La scelta dell’abito da sposa è un momento importante per ogni matrimonio.
Ma che succede se l’abito provato ed accettato e su cui la cliente abbia commissionato delle modifiche sostanziali non stia bene? Deve essere integralmente pagato ?
La Cassazione con una recente sentenza statuisce che sia necessario riuscire a dimostrare le difformità del risultato finale rispetto a quanto pattuito dalle parti.

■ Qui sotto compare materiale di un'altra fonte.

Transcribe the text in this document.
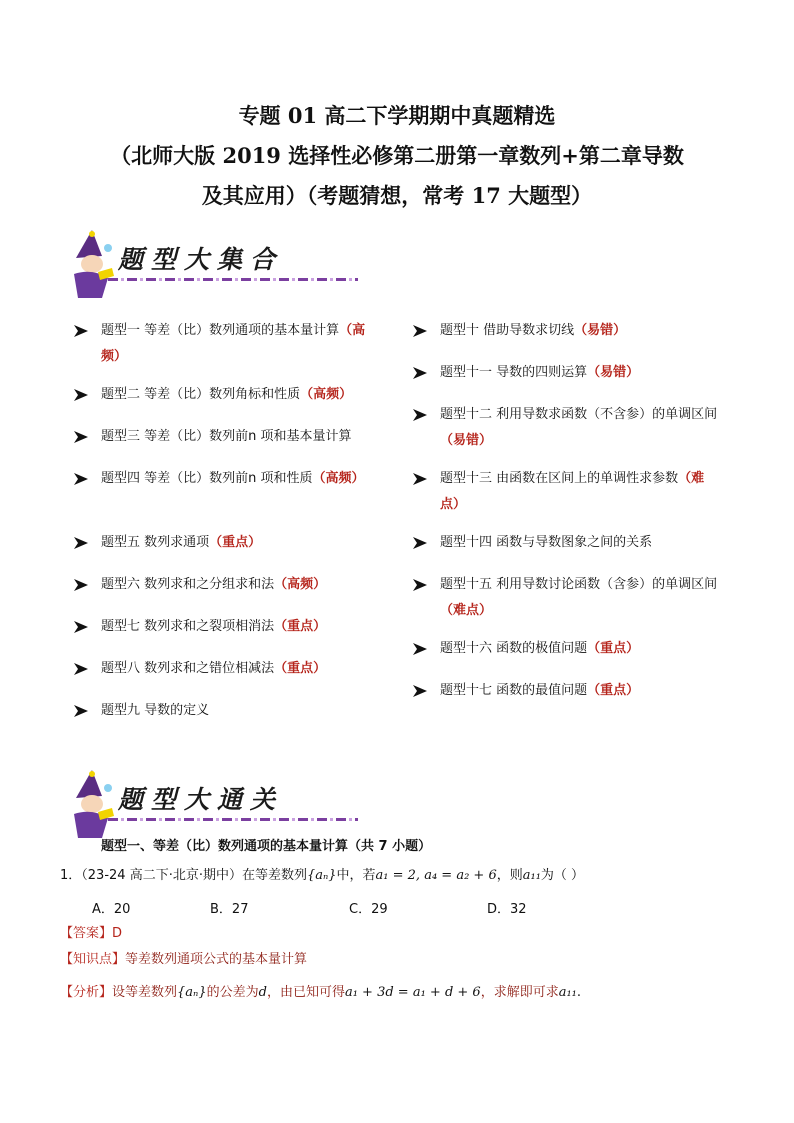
专题 01 高二下学期期中真题精选
（北师大版 2019 选择性必修第二册第一章数列+第二章导数
及其应用）（考题猜想，常考 17 大题型）
题型大集合
题型一 等差（比）数列通项的基本量计算（高频）
题型二 等差（比）数列角标和性质（高频）
题型三 等差（比）数列前n 项和基本量计算
题型四 等差（比）数列前n 项和性质（高频）
题型五 数列求通项（重点）
题型六 数列求和之分组求和法（高频）
题型七 数列求和之裂项相消法（重点）
题型八 数列求和之错位相减法（重点）
题型九 导数的定义
题型十 借助导数求切线（易错）
题型十一 导数的四则运算（易错）
题型十二 利用导数求函数（不含参）的单调区间（易错）
题型十三 由函数在区间上的单调性求参数（难点）
题型十四 函数与导数图象之间的关系
题型十五 利用导数讨论函数（含参）的单调区间（难点）
题型十六 函数的极值问题（重点）
题型十七 函数的最值问题（重点）
题型大通关
题型一、等差（比）数列通项的基本量计算（共 7 小题）
1．（23-24 高二下·北京·期中）在等差数列{aₙ}中，若a₁ = 2, a₄ = a₂ + 6，则a₁₁为（ ）
A．20	B．27	C．29	D．32
【答案】D
【知识点】等差数列通项公式的基本量计算
【分析】设等差数列{aₙ}的公差为d，由已知可得a₁ + 3d = a₁ + d + 6，求解即可求a₁₁.
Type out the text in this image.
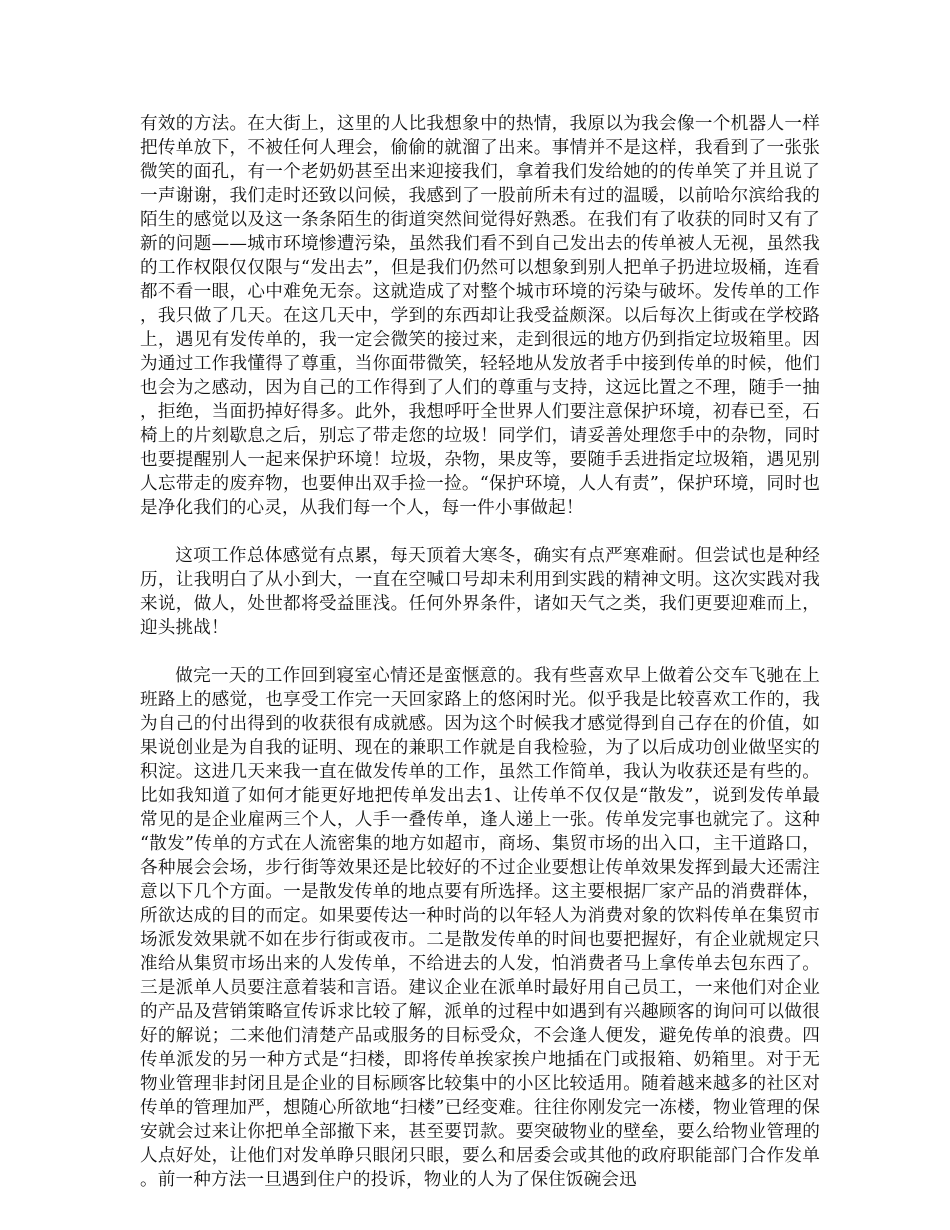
有效的方法。在大街上，这里的人比我想象中的热情，我原以为我会像一个机器人一样把传单放下，不被任何人理会，偷偷的就溜了出来。事情并不是这样，我看到了一张张微笑的面孔，有一个老奶奶甚至出来迎接我们，拿着我们发给她的的传单笑了并且说了一声谢谢，我们走时还致以问候，我感到了一股前所未有过的温暖，以前哈尔滨给我的陌生的感觉以及这一条条陌生的街道突然间觉得好熟悉。在我们有了收获的同时又有了新的问题——城市环境惨遭污染，虽然我们看不到自己发出去的传单被人无视，虽然我的工作权限仅仅限与“发出去”，但是我们仍然可以想象到别人把单子扔进垃圾桶，连看都不看一眼，心中难免无奈。这就造成了对整个城市环境的污染与破坏。发传单的工作，我只做了几天。在这几天中，学到的东西却让我受益颇深。以后每次上街或在学校路上，遇见有发传单的，我一定会微笑的接过来，走到很远的地方仍到指定垃圾箱里。因为通过工作我懂得了尊重，当你面带微笑，轻轻地从发放者手中接到传单的时候，他们也会为之感动，因为自己的工作得到了人们的尊重与支持，这远比置之不理，随手一抽，拒绝，当面扔掉好得多。此外，我想呼吁全世界人们要注意保护环境，初春已至，石椅上的片刻歇息之后，别忘了带走您的垃圾！同学们，请妥善处理您手中的杂物，同时也要提醒别人一起来保护环境！垃圾，杂物，果皮等，要随手丢进指定垃圾箱，遇见别人忘带走的废弃物，也要伸出双手捡一捡。“保护环境，人人有责”，保护环境，同时也是净化我们的心灵，从我们每一个人，每一件小事做起！

这项工作总体感觉有点累，每天顶着大寒冬，确实有点严寒难耐。但尝试也是种经历，让我明白了从小到大，一直在空喊口号却未利用到实践的精神文明。这次实践对我来说，做人，处世都将受益匪浅。任何外界条件，诸如天气之类，我们更要迎难而上，迎头挑战！

做完一天的工作回到寝室心情还是蛮惬意的。我有些喜欢早上做着公交车飞驰在上班路上的感觉，也享受工作完一天回家路上的悠闲时光。似乎我是比较喜欢工作的，我为自己的付出得到的收获很有成就感。因为这个时候我才感觉得到自己存在的价值，如果说创业是为自我的证明、现在的兼职工作就是自我检验，为了以后成功创业做坚实的积淀。这进几天来我一直在做发传单的工作，虽然工作简单，我认为收获还是有些的。比如我知道了如何才能更好地把传单发出去1、让传单不仅仅是“散发”，说到发传单最常见的是企业雇两三个人，人手一叠传单，逢人递上一张。传单发完事也就完了。这种“散发”传单的方式在人流密集的地方如超市，商场、集贸市场的出入口，主干道路口，各种展会会场，步行街等效果还是比较好的不过企业要想让传单效果发挥到最大还需注意以下几个方面。一是散发传单的地点要有所选择。这主要根据厂家产品的消费群体，所欲达成的目的而定。如果要传达一种时尚的以年轻人为消费对象的饮料传单在集贸市场派发效果就不如在步行街或夜市。二是散发传单的时间也要把握好，有企业就规定只准给从集贸市场出来的人发传单，不给进去的人发，怕消费者马上拿传单去包东西了。三是派单人员要注意着装和言语。建议企业在派单时最好用自己员工，一来他们对企业的产品及营销策略宣传诉求比较了解，派单的过程中如遇到有兴趣顾客的询问可以做很好的解说；二来他们清楚产品或服务的目标受众，不会逢人便发，避免传单的浪费。四传单派发的另一种方式是“扫楼，即将传单挨家挨户地插在门或报箱、奶箱里。对于无物业管理非封闭且是企业的目标顾客比较集中的小区比较适用。随着越来越多的社区对传单的管理加严，想随心所欲地“扫楼”已经变难。往往你刚发完一冻楼，物业管理的保安就会过来让你把单全部撤下来，甚至要罚款。要突破物业的壁垒，要么给物业管理的人点好处，让他们对发单睁只眼闭只眼，要么和居委会或其他的政府职能部门合作发单。前一种方法一旦遇到住户的投诉，物业的人为了保住饭碗会迅
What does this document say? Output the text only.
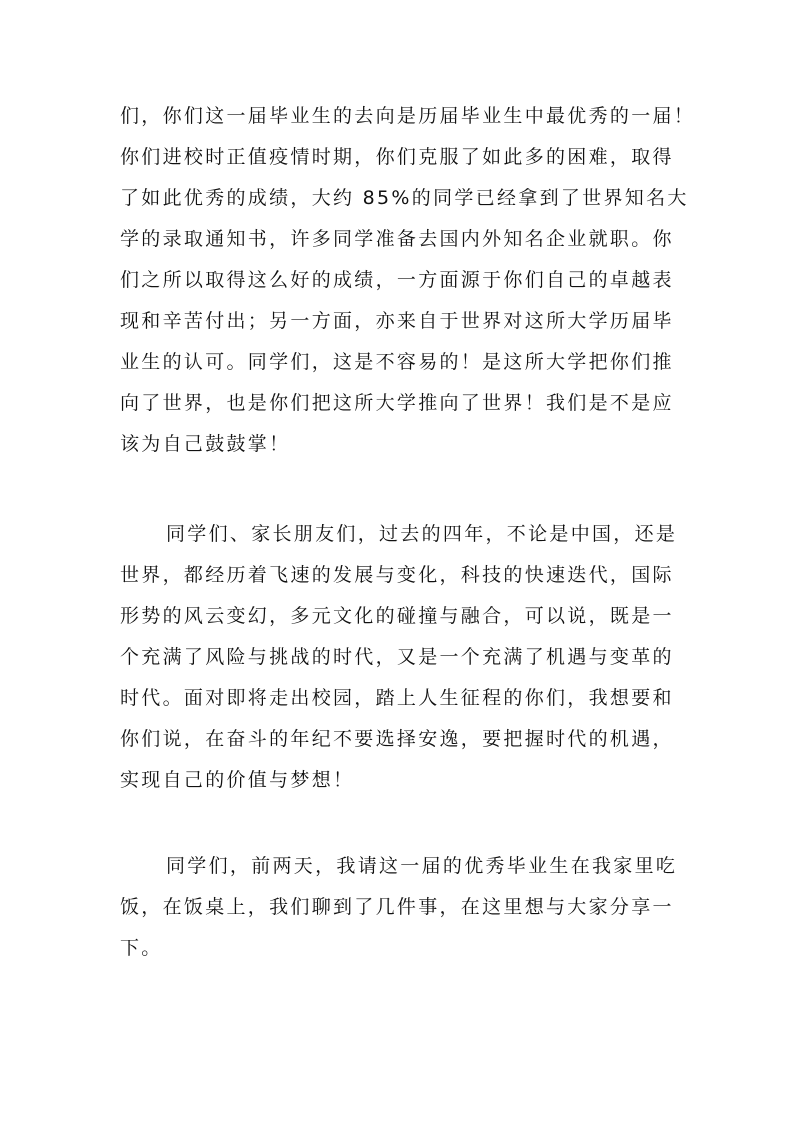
们，你们这一届毕业生的去向是历届毕业生中最优秀的一届！
你们进校时正值疫情时期，你们克服了如此多的困难，取得
了如此优秀的成绩，大约 85%的同学已经拿到了世界知名大
学的录取通知书，许多同学准备去国内外知名企业就职。你
们之所以取得这么好的成绩，一方面源于你们自己的卓越表
现和辛苦付出；另一方面，亦来自于世界对这所大学历届毕
业生的认可。同学们，这是不容易的！是这所大学把你们推
向了世界，也是你们把这所大学推向了世界！我们是不是应
该为自己鼓鼓掌！
同学们、家长朋友们，过去的四年，不论是中国，还是
世界，都经历着飞速的发展与变化，科技的快速迭代，国际
形势的风云变幻，多元文化的碰撞与融合，可以说，既是一
个充满了风险与挑战的时代，又是一个充满了机遇与变革的
时代。面对即将走出校园，踏上人生征程的你们，我想要和
你们说，在奋斗的年纪不要选择安逸，要把握时代的机遇，
实现自己的价值与梦想！
同学们，前两天，我请这一届的优秀毕业生在我家里吃
饭，在饭桌上，我们聊到了几件事，在这里想与大家分享一
下。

Ma come dimostrare che «non sta bene»? Proprio su questo punto si sofferma la Suprema Corte secondo la quale dire “non mi sta bene” è troppo generico e non si può considerare una prova in senso processuale: bisogna invece essere in grado di documentare, con rigore quasi scientifico, quali siano i difetti sartoriali riscontrati.
Le eccezioni troppo vaghe e generiche non sono utili in un’aula di tribunale, secondo i giudici della Cassazione. Mentre il tribunale deve poter valutare l’esecuzione dell’opera ( si tratta di contratto di appalto) sulla base di un criterio oggettivo e non soggettivo.
Per risolvere il problema e aiutare la valutazione dei magistrati su un dato certo sarebbe opportuno, prima dell’intervento sartoriale, che le parti specifichino per iscritto le opere da eseguire nel modo più dettagliato possibile, eventualmente ricorrendo all’uso di disegni.